Sam opened the car door for her and she slid inside, sore and disheveled. She’d sure feel that in the morning. And that stocking was beyond repair. A shame. “Unless you have good reason to protest, I’m taking you for a drink at my flat,” Billie said. “Frankly, I need one desperately and I don’t drink alone. And I don’t feel in a fit state to be seen publicly in these clothes. Any protest?”
“That’s not a real question, is it?” Sam replied, and started his car.
What a day it has been,Billie thought as she sank back into the passenger seat and willed her heart to slow to a more normal pace. She had woken to unexpected deceased company, had a pair of her mother’s valuable earrings stolen, faked a party-girl persona for the benefit of a couple of police officers, spent an afternoon among Sydney’s most wealthy, and been set upon by thugs in an Eastern Suburbs back alley. The morgue would be next on her dance card, neatly bookending her Sunday with corpses. Even by Billie’s standards, this combination was something memorable, particularly now that there were no longer shells falling. And she’d thought the world had become less violent.

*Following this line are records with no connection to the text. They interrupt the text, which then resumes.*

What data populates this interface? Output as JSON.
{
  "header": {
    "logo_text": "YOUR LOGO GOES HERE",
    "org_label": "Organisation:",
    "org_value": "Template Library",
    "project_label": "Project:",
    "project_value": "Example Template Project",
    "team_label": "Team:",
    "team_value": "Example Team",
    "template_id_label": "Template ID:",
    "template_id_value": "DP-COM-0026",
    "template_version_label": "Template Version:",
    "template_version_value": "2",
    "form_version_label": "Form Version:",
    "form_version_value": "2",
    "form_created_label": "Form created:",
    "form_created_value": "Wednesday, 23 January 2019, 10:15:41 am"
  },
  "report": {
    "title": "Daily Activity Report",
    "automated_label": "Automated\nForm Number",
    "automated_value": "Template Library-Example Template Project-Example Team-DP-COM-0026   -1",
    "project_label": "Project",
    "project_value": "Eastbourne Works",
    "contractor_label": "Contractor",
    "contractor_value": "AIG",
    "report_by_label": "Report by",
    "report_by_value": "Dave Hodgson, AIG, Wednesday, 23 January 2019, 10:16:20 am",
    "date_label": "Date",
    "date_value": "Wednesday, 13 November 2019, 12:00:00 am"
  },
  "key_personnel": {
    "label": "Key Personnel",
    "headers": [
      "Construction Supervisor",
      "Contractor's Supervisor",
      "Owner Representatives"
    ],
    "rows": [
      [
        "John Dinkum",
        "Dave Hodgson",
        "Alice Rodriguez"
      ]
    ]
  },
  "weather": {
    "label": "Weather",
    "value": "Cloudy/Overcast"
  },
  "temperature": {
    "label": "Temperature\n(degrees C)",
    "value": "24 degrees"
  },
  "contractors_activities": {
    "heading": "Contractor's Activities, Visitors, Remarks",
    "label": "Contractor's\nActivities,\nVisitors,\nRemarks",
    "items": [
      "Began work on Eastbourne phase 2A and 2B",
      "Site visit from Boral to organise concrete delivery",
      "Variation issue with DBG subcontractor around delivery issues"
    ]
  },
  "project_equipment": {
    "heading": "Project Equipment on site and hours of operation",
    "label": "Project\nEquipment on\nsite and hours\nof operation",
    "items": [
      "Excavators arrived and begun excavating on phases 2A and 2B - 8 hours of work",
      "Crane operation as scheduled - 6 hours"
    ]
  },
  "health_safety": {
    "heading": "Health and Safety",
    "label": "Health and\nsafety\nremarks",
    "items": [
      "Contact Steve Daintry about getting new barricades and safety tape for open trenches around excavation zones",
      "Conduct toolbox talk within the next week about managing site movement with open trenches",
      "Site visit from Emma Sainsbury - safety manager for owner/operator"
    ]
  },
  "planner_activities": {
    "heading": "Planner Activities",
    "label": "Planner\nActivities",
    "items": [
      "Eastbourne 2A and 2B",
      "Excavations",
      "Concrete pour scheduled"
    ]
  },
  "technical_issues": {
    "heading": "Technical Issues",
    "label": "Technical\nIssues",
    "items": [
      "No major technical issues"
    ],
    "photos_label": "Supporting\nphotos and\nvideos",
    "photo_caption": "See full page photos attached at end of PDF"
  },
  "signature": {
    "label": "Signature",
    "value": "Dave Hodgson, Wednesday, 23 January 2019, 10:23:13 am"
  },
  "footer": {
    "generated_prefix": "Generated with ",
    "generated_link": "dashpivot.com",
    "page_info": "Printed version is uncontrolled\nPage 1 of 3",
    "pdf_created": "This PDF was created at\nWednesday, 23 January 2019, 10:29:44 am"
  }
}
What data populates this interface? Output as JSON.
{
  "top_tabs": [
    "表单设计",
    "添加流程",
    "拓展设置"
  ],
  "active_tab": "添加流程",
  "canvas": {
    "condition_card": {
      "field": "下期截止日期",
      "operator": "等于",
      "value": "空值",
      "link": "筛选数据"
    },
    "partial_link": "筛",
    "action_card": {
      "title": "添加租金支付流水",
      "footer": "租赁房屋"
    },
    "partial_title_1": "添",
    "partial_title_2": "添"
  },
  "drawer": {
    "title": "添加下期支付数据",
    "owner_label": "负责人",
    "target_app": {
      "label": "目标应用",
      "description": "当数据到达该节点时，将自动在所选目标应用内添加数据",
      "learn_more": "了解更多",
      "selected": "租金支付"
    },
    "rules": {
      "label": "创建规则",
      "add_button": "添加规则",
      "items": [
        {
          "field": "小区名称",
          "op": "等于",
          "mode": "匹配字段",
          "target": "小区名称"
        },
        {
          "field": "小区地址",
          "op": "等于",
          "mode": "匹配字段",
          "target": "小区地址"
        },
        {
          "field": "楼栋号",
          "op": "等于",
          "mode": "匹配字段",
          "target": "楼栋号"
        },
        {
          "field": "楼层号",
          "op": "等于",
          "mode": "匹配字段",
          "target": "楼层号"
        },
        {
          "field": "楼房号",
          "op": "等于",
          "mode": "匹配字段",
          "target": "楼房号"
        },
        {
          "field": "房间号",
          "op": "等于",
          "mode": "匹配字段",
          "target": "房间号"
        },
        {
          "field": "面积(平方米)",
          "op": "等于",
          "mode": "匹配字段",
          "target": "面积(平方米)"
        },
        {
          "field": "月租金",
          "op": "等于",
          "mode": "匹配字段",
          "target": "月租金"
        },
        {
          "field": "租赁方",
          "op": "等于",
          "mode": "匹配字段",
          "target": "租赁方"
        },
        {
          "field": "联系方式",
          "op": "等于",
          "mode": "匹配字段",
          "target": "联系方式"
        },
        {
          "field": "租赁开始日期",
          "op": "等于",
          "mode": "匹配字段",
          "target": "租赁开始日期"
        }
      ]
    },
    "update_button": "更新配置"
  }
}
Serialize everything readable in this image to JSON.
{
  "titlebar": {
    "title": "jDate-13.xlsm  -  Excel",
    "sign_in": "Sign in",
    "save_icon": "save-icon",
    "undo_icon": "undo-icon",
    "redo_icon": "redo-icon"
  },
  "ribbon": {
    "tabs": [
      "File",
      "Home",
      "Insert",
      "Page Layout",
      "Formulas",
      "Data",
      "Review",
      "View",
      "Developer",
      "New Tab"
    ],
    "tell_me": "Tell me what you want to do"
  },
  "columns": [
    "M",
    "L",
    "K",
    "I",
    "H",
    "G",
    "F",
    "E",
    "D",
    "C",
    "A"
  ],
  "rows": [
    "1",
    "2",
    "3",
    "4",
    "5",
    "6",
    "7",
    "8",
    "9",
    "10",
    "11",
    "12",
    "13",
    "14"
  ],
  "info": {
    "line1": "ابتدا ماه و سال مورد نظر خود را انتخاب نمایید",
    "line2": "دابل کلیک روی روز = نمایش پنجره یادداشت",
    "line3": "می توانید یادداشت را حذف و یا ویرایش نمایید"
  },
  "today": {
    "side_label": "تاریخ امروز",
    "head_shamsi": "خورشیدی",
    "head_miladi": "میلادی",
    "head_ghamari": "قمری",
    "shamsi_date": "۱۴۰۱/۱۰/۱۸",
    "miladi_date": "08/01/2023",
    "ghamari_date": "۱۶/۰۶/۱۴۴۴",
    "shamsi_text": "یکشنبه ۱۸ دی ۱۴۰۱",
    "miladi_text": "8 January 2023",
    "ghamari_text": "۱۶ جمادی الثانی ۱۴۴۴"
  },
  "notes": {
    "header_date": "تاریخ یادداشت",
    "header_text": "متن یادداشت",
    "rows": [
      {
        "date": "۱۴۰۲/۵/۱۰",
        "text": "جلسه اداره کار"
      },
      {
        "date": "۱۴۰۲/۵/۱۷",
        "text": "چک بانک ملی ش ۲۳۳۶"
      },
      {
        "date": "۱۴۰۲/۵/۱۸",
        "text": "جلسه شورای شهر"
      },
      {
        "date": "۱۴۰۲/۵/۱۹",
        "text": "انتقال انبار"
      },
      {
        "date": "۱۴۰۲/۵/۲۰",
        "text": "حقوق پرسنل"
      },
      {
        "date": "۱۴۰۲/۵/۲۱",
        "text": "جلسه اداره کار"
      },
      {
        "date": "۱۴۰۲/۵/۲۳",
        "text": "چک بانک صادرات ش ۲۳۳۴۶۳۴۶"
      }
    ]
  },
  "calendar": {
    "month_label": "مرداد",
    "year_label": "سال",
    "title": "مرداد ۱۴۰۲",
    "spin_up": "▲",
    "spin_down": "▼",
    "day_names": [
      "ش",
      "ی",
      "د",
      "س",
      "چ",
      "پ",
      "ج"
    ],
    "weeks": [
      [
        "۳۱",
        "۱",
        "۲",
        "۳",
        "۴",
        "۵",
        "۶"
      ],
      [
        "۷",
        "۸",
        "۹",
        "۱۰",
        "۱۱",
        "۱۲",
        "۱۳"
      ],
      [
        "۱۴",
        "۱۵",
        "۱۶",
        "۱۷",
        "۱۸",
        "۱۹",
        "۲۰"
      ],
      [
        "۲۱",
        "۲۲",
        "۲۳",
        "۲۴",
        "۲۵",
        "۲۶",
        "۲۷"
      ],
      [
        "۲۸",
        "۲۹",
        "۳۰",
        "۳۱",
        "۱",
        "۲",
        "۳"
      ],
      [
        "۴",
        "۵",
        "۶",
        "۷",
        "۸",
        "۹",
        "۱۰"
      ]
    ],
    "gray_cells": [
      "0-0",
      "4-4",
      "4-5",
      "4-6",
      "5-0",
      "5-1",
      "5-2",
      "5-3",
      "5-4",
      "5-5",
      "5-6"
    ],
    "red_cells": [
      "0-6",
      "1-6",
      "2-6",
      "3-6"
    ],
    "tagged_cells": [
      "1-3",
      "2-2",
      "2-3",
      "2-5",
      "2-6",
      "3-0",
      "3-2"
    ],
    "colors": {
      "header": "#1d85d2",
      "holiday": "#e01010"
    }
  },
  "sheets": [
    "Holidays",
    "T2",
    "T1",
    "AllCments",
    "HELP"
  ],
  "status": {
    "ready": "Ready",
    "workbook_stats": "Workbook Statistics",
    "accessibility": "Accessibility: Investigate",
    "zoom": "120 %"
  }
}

“Your flat is a real beaut,” Sam remarked, standing like a soldier at the window of Billie’s living room and looking down over the Moreton Bay fig trees toward the water. The sun was setting, and it gave him a soft golden halo and illuminated his silhouette down to his waist. They had reached Billie’s place without anyone else trying to kill them or warn them off, but the adrenaline from their encounter in the alley had not yet subsided.
“I’ve not seen that kind of excitement since...” Sam’s voice trailed off.
“Tobruk?” Billie suggested.
Sam nodded. “Yes. And they didn’t have anyone like you there.”